Borcu ortadan kaldırmamakla birlikte yerine getirmekten kaçınma yetkisi veren zamanaşımı defi, ancak bunu ileri süren taraf yönünden sonuç doğurmakta olup, bir başka anlatımla, mahkemece kendiliğinden gözetilemez, ancak yasal süre içerisinde ileri sürüldüğü takdirde değerlendirilmesi gerekir ve başlangıcı da; “zarar ve faile ıttıla” tarihidir. Bilindiği üzere zarar ve faile ıttılanın birlikte gerçekleşmesi gerekir ve sadece birinin gerçekleşmesi zamanaşımı süresinin başlaması için yeterli değildir. Zarara ve faile ıttıla, Kurumun yetkili organının ıttılaı olduğundan, zararın ıttıla tarihi sigortalı ya da hak sahibine bağlanan gelirler yönünden tahsis onay tarihi, masraf ve ödemeler yönünden sarf ve ödeme tarihidir. Faile ıttılanın ise özel bir duyarlılıkla araştırılıp incelenmesi gerekmektedir. Uygulamada, Kurum müdahil olmuş ise devam eden ceza davasında verilen mahkûmiyet kararının kesinleştiği tarih, Kurum sigorta müfettişi veya Çalışma Bakanlığı iş müfettişi raporunun Kurumun yetkili makamlarına intikal tarihi ya da ilk rücu davasının açıldığı tarih, faile ıttıla tarihi olarak kabul edilmektedir.
Yukarıda açıklanan maddi ve hukuki esaslar doğrultusunda, öncelikle davalı ...Orman Ürünleri…AŞ.’nin ıslaha karşı yapmış olduğu zamanaşımı defi irdelenerek elde edilecek sonuca göre karar verilmesi gerekirken, eksik inceleme sonucu yazılı şekilde hüküm kurulması, usûl ve yasaya aykırı olup, bozma nedenidir.
2-Dosya kapsamından, ... İş Mahkemesi’nin 16.04.2008 tarih, 618-306 Esas-Karar sayılı ilamında açıklandığı üzere, açılan ilk rücu davasında, Mahkemece hükme esas alınan kusur raporunun alındığı dava dosyasının, sosyal sigorta yardımlarına konu sigortalının farklı olması nedeniyle delil dosyası yerine, önceki rücu davası olarak alınıp karar verilmesi isabetsiz ise de; aynı iş kazası ile ilgili olması ve hükme dayanak yapılan kusur raporunun, 506 sayılı Yasanın 26. maddesine uygun olması; Yine, delil dosyasında hükmedilen miktarın, tazminattan düşülmüş olmasına ilişkin yanlışlığın, bu aşamada sonuca etkili bulunmamasına göre onanarak kesinleştiği anlaşılmaktadır.

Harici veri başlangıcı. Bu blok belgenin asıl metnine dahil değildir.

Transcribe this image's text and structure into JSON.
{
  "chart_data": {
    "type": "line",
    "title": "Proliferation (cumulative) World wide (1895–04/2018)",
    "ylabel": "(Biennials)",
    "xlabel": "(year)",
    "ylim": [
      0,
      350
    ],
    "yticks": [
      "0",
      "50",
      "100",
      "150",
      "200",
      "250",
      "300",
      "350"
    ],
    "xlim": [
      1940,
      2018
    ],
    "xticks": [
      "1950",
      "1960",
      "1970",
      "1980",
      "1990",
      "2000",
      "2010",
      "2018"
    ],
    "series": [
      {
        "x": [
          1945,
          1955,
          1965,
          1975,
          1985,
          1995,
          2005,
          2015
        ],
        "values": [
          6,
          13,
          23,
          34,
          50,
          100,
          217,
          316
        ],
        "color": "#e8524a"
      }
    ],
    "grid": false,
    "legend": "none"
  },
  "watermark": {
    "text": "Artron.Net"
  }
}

Mahkemece, eldeki davaya konu iş kazası nedeniyle açılan rücu davalarına ilişkin tüm dosyalar getirtilip incelenmeli, davaya konu sigortalı nedeniyle açılan ve kesinleşen tazminat miktarı belirlenmeli ve buna göre bakiye kalan kurum zararı hesaplanmalı, yapılacak hesaplamada aynı iş kazası nedeniyle farklı sigortalı hakkında açılan davada hüküm altına alınan tutarın mahsup edilemeyeceği de gözetilerek, hasıl olacak sonuca göre bir karar verilmesi gerekirken, eksik inceleme ve yanılgılı değerlendirme sonucu yazılı şekilde hüküm kurulması, usûl ve yasaya aykırı olup, bozma nedenidir.

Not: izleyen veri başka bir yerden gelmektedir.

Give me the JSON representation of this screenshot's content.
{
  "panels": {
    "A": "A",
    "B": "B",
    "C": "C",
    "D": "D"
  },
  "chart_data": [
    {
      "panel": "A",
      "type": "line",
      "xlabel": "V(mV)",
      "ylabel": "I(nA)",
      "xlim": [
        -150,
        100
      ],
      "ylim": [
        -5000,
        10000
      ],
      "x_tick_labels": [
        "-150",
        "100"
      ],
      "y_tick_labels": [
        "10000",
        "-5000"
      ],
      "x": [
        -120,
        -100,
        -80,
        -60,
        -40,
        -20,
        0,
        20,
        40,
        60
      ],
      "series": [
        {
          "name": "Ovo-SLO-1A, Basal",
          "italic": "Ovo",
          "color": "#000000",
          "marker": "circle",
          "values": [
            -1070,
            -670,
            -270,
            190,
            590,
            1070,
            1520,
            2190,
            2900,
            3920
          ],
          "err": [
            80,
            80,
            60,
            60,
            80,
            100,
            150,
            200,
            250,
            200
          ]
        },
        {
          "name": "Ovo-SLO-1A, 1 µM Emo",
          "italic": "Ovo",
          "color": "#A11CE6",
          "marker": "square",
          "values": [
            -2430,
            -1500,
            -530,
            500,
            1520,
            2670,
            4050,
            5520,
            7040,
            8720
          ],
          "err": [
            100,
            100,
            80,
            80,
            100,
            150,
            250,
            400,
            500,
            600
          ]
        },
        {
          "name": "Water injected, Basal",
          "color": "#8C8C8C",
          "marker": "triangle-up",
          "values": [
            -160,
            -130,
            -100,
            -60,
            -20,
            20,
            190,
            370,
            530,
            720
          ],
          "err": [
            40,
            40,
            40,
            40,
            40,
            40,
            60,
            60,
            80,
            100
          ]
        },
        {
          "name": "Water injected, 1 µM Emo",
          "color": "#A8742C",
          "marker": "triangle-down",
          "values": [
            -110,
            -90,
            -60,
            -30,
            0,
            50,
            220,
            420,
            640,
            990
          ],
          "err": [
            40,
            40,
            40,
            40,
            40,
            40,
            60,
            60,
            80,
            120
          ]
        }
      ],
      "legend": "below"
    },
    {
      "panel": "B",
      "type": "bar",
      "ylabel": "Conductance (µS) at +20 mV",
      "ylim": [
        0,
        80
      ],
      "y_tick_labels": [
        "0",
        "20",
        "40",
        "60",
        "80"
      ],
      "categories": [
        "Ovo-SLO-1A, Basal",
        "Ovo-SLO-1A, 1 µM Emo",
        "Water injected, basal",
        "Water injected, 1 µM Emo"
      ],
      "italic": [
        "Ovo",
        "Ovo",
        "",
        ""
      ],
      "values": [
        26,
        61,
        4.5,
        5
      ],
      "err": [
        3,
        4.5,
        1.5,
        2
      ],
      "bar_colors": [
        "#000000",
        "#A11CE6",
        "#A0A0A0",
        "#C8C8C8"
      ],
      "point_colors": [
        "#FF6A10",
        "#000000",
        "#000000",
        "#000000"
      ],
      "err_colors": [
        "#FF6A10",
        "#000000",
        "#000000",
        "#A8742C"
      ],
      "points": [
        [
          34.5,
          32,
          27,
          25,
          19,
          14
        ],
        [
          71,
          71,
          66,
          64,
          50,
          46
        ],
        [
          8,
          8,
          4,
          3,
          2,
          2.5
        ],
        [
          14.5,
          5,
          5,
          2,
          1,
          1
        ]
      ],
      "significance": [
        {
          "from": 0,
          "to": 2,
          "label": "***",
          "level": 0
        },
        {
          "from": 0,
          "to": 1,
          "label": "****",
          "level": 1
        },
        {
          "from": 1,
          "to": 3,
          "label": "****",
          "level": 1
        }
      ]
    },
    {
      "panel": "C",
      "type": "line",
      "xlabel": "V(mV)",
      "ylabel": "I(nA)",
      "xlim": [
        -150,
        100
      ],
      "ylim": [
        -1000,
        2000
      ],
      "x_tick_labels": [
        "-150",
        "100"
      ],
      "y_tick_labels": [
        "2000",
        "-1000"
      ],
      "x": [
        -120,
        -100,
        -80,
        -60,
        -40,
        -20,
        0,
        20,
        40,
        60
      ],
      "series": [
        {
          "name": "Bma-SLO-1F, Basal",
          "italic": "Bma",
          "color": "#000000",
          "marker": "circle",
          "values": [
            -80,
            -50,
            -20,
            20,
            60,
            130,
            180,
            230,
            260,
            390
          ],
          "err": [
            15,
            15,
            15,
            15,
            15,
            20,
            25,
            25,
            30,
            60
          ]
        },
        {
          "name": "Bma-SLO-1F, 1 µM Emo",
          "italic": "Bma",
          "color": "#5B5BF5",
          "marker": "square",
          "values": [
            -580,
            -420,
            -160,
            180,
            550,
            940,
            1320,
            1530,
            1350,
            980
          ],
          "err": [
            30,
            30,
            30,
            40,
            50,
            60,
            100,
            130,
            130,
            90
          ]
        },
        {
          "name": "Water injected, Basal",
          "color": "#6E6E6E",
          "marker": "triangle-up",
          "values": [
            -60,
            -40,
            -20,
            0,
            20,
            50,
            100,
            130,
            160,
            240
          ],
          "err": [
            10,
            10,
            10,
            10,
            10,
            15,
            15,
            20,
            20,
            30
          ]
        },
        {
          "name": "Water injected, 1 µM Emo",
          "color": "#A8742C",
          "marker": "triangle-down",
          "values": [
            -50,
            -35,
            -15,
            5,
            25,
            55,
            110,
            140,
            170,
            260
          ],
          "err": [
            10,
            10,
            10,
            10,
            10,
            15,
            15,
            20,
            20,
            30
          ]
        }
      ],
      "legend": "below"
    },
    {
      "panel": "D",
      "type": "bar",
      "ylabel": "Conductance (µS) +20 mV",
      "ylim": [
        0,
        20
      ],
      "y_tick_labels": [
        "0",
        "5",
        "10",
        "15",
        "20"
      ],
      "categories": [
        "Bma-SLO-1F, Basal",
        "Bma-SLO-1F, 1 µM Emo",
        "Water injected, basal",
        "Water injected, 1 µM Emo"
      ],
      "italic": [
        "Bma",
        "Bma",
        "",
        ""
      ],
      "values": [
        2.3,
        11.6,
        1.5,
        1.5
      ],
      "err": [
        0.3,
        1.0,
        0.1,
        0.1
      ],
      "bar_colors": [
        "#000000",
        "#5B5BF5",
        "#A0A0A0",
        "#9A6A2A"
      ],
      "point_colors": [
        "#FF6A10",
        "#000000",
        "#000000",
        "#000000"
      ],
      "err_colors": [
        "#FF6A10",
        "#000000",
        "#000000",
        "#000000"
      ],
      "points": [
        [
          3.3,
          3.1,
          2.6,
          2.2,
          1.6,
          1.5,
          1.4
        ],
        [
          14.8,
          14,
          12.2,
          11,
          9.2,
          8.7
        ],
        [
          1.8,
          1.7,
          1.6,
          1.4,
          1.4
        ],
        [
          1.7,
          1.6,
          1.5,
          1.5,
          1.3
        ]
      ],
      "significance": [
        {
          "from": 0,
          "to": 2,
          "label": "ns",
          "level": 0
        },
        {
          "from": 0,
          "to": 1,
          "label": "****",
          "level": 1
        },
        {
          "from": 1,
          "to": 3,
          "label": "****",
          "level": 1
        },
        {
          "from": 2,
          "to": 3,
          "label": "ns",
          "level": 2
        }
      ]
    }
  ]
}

O hâlde, davacı Kurum ve davalılardan ... Orman Ürünleri San. ve Tic. A.Ş. vekillerinin bu yönleri amaçlayan temyiz itirazları kabul edilmeli ve hüküm bozulmalıdır.
SONUÇ: Temyiz edilen hükmün yukarıda açıklanan nedenlerle BOZULMASINA, temyiz harcının istek halinde davalı Biat Orman Ürünleri San. ve Tic. A.Ş."ye iadesine, 19.02.2019 gününde oybirliğiyle karar verildi.